Giuseppe Verdi (1813—1901) was een der grootste opera-componisten van Italië. Te Milaan op het conservatorium afgewezen, omdat de directeur hem te weinig begaafd achtte, ontving hij zijn opleiding bij Latigna, den kapelmeester van het Scalatheater.
Verdi’s eerste opera „Oberto, conté di San Bonifazio”, die hij op 26-jarigen leeftijd deed opvoeren, vond wel bijval, maar maakte toch geen buitengewonen indruk. Daarop volgde een reeks werken, die alle slechts gedeeltelijk succes hadden; zijn glorietijdperk ving aan met de opvoering van zijn „Rigoletto” (1851), „II Trovatore” (1853) en „La Traviata”.
Hierop volgden werken, die bij het publiek een koele ontvangst vonden; eerst zijn „Un Ballo in Maschcra (Masker)” (1859) sloeg te Rome en Parijs weer in. Hierna werd Verdi door den onderkoning van Egypte, Ismaïl Pascha, uitgenodigd voor den nieuwen schouwburg te Cairo, ter gelegenheid van de opening van het Suezkanaal in 1869, een opera te schrijven.
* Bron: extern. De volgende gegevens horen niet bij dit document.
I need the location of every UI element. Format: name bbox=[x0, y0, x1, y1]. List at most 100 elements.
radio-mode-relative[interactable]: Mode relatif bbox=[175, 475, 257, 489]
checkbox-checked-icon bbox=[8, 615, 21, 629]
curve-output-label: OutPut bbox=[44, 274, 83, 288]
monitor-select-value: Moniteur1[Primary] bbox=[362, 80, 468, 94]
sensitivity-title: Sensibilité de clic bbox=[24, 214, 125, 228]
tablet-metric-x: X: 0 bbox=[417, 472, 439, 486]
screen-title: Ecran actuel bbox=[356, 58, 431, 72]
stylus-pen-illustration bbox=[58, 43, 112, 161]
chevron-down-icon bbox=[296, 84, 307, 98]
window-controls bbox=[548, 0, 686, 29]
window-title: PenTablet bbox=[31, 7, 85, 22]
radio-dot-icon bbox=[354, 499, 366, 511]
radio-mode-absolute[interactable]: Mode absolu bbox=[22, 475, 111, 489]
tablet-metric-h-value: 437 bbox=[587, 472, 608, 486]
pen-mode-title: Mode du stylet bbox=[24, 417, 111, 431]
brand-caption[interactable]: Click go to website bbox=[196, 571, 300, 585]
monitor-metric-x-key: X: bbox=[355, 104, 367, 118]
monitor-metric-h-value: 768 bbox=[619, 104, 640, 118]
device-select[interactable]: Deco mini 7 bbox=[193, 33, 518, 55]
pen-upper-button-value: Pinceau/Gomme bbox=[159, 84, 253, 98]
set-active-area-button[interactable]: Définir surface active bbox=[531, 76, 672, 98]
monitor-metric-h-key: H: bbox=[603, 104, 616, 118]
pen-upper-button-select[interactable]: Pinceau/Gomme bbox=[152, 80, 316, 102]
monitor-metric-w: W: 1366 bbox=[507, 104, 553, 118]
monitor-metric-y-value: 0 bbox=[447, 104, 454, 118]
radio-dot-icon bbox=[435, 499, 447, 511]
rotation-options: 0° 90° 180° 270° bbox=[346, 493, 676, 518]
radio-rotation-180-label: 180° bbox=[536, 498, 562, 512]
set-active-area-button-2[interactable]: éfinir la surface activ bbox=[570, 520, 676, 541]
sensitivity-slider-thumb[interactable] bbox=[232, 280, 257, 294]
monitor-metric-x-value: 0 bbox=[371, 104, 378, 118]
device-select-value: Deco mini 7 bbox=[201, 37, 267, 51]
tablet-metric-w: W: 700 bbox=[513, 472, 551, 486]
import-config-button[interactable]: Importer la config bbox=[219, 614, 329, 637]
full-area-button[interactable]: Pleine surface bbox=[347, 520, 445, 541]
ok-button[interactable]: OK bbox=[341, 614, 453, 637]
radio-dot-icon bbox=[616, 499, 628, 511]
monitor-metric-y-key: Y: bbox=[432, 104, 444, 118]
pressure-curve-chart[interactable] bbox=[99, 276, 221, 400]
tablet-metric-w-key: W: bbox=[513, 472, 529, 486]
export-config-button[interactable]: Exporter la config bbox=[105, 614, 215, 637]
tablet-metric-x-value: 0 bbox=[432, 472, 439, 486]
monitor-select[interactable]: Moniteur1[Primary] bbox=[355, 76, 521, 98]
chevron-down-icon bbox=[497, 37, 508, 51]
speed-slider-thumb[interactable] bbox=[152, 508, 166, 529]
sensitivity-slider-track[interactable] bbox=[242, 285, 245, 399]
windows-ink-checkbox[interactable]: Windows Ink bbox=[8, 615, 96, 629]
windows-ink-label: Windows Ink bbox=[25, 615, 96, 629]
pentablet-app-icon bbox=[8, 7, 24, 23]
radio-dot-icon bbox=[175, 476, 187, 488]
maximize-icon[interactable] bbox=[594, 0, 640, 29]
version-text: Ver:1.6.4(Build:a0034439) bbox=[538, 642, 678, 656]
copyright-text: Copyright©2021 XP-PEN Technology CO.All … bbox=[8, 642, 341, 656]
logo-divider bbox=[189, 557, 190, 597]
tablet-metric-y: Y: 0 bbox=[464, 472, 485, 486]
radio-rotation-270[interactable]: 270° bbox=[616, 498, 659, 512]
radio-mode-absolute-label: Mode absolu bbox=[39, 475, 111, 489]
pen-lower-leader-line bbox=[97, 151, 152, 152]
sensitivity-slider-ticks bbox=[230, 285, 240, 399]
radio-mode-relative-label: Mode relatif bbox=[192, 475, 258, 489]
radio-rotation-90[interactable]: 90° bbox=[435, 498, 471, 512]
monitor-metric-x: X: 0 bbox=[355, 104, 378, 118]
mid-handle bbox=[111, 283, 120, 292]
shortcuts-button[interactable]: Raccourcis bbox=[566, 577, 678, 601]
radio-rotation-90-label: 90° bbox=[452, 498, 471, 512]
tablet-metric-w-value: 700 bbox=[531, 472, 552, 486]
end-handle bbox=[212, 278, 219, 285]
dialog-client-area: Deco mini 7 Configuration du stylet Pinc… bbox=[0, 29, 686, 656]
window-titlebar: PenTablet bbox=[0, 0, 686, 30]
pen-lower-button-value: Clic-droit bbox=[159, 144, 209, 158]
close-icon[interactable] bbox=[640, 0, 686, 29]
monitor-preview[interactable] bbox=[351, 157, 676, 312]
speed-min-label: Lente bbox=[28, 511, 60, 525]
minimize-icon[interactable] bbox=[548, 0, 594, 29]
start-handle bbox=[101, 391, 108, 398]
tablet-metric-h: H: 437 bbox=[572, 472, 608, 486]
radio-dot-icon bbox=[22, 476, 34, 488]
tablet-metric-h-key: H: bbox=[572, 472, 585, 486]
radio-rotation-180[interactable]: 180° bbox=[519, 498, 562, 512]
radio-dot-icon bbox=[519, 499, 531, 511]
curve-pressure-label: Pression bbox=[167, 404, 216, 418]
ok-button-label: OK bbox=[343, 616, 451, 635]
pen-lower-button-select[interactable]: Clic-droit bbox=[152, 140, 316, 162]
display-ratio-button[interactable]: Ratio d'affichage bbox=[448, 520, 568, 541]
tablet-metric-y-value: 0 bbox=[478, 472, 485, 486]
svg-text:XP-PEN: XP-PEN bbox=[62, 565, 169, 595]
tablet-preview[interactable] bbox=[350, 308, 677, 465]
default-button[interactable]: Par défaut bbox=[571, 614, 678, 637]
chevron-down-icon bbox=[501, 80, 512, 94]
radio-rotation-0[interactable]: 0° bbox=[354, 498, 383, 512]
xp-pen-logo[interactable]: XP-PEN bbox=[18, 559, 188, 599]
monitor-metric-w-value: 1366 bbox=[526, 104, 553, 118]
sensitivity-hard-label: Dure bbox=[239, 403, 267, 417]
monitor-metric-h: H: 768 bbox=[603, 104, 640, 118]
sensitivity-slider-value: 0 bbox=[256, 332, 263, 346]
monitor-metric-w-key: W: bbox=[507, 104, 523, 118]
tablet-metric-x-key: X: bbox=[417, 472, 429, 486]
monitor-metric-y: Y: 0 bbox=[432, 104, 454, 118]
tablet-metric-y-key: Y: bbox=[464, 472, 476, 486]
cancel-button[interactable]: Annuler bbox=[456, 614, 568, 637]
Dit werd de „Aïda”, die groot succes had en ook nog heden veelvuldig' wordt gegeven. In deze opera valt Wagners invloed te bespeuren, evenals in de later volgende „Othello” (1887), terwijl zijn laatste werk „Falstaff” een geheel apart karakter draagt en nog verwonderlijk fris is.
Behalve opera’s schreef Verdi nog andere composities, w.o. een „Stabat Mater”, een „Te Deum”, een „Ave Maria”, romances, een nocturne, een strijkkwartet en het eerst later op zijn volle waarde geschatte Manzoni-Requiem, dat van 1874 dateert.